In unserem Newsletter vom 17.08.2021 hatten wir Ihnen Entscheidungen des Arbeitsgerichts Bonn (Urteil vom 07.07.2021, Az.: 2 Ca 504/21) und des Arbeitsgerichts Halle (Urteil vom 23.06.2021, Az.: 4 Ca 285/21) vorgestellt. Darin haben die Gerichte folgende wichtige Aussage getroffen: Erhält ein:e Beschäftigte:r während des Urlaubs eine behördliche Quarantäneanordnung wegen einer Infektion mit dem Coronavirus, hat die:der Beschäftigte keinen Anspruch auf Nachgewährung der Urlaubstage.

Begründung: § 9 Bundesurlaubsgesetz (BUrlG) sieht einen Anspruch auf Nachgewährung der betroffenen Urlaubstage nur im Fall einer nachgewiesenen Arbeitsunfähigkeit während des Urlaubs vor. Und die Quarantäne sei keine Arbeitsunfähigkeit im Sinne von § 9 BUrlG.
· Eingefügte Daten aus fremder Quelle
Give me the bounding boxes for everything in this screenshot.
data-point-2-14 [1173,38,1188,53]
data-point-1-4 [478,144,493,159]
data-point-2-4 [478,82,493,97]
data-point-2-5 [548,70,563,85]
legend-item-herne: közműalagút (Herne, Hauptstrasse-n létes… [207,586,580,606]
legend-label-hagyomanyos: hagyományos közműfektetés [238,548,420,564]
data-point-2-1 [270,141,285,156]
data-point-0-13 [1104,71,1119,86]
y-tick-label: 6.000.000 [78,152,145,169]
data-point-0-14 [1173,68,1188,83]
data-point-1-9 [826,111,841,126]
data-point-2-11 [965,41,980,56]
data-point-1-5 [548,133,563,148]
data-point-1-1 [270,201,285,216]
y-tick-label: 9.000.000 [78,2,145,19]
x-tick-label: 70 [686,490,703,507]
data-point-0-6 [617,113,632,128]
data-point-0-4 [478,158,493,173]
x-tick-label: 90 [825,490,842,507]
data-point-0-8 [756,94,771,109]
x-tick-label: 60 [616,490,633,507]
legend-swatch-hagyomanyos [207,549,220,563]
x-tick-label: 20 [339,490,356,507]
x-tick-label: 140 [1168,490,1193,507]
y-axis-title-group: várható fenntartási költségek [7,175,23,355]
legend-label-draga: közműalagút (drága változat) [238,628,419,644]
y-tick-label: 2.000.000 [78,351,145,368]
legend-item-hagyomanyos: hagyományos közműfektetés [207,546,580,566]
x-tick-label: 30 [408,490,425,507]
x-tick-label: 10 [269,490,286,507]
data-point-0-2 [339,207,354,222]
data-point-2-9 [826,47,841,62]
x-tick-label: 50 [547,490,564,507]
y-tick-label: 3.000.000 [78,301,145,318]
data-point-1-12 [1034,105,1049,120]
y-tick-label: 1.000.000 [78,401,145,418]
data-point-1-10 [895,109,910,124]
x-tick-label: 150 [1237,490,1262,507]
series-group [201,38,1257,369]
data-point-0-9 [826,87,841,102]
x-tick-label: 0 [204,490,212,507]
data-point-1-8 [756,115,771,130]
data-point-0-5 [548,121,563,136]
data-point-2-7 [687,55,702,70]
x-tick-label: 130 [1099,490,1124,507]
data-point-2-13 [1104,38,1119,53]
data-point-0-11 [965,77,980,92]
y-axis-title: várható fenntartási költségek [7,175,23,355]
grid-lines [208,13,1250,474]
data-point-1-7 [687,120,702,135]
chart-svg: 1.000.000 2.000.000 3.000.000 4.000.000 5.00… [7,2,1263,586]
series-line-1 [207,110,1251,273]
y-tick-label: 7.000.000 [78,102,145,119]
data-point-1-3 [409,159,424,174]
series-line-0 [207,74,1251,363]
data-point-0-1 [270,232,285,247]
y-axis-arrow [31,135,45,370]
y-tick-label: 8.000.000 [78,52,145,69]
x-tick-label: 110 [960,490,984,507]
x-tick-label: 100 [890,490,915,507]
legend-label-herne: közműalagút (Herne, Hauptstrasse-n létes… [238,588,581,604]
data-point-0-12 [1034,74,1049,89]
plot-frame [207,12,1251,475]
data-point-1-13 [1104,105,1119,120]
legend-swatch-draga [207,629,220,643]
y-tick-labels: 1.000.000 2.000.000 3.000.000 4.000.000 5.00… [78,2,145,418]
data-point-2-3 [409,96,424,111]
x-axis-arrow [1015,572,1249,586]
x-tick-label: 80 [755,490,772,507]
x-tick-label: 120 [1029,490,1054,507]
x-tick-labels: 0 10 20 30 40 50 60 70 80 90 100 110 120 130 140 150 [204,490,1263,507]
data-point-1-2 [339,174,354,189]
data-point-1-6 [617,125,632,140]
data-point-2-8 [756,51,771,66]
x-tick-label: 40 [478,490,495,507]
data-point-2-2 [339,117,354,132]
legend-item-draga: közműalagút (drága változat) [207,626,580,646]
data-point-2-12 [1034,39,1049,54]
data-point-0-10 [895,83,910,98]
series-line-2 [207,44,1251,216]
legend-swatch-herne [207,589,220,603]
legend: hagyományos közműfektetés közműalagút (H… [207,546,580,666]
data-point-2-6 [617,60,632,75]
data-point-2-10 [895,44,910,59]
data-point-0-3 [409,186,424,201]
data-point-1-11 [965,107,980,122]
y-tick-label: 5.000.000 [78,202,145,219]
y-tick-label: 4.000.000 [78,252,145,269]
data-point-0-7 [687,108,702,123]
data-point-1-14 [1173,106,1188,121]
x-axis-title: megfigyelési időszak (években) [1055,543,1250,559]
Zum gleichen Ergebnis mit gleicher Begründung kam nun das Landesarbeitsgericht Düsseldorf in seinem Urteil vom 15.10.2021 (Az.: 7 Sa 857/21). Auch die Düsseldorfer Richter:innen waren der Ansicht, dass eine Nachgewährung der Urlaubstage nur dann in Betracht kommt, wenn die:der Beschäftigte seine Arbeitsunfähigkeit nachweist.

Das LAG ließ aber die Revision zu, sodass abzuwarten bleibt, wie sich das Bundesarbeitsgericht positionieren wird.

  • Erstellt am .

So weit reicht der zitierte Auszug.